Indeed, I even wrote a book, How to Tutor, telling parents how to teach their children the three R’s in the traditional manner. I also created a reading program, Alpha-Phonics, so that parents could easily and inexpensively do all of the teaching at home, thus ensuring that their children would become highly literate.
But while I consider homeschooling to be the superior way to educate a child and am still trying to convince as many parents as possible to homeschool, the unhappy reality is that 85 percent of American children still attend the government schools where they are subject to ruinous evils by their teachers. I’ve written extensively of these evils that destroy thousands of young lives. Indeed these children are at risk in five specific ways:
First, they are at risk academically because of the flagrant use of faulty teaching methods that produce functional illiteracy, dyslexia, and reading disability. Look-say and its latest version, whole language, have done more to destroy the literacy of American children than any other reading programs. Invented spelling, which is part of the whole language philosophy, actually teaches children to disregard accuracy in writing. In case you’re unfamiliar with whole language, here’s a description of the philosophy given by three whole-language professors in their book, Whole Language: What’s the Difference? published in 1991:
Whole language represents a major shift in thinking about the reading process. Rather than viewing reading as "getting the words," whole language educators view reading as essentially a process of creating meanings ... Meaning is created through a transaction with whole, meaningful texts (i.e., texts of any length that were written with the intent to communicate meaning).
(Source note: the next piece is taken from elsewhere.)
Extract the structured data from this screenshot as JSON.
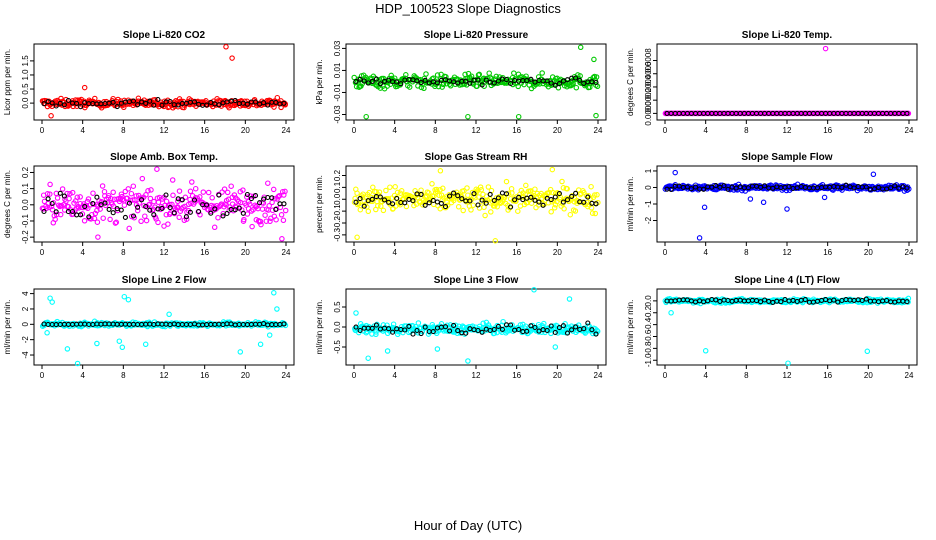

It is a transaction, not an extraction of the meaning from the print, in the sense that the reader-created meanings are a fusion of what the reader brings and what the text offers ... Although students who learn to read in whole language classrooms are, like all proficient readers, eventually able to "read" (or identify) a large inventory of words, learning words is certainly not the goal of whole language.
So, if you’ve wondered why little Johnny isn’t learning to read, it’s because he’s been told that reading is “creating meaning,” not decoding the author’s words.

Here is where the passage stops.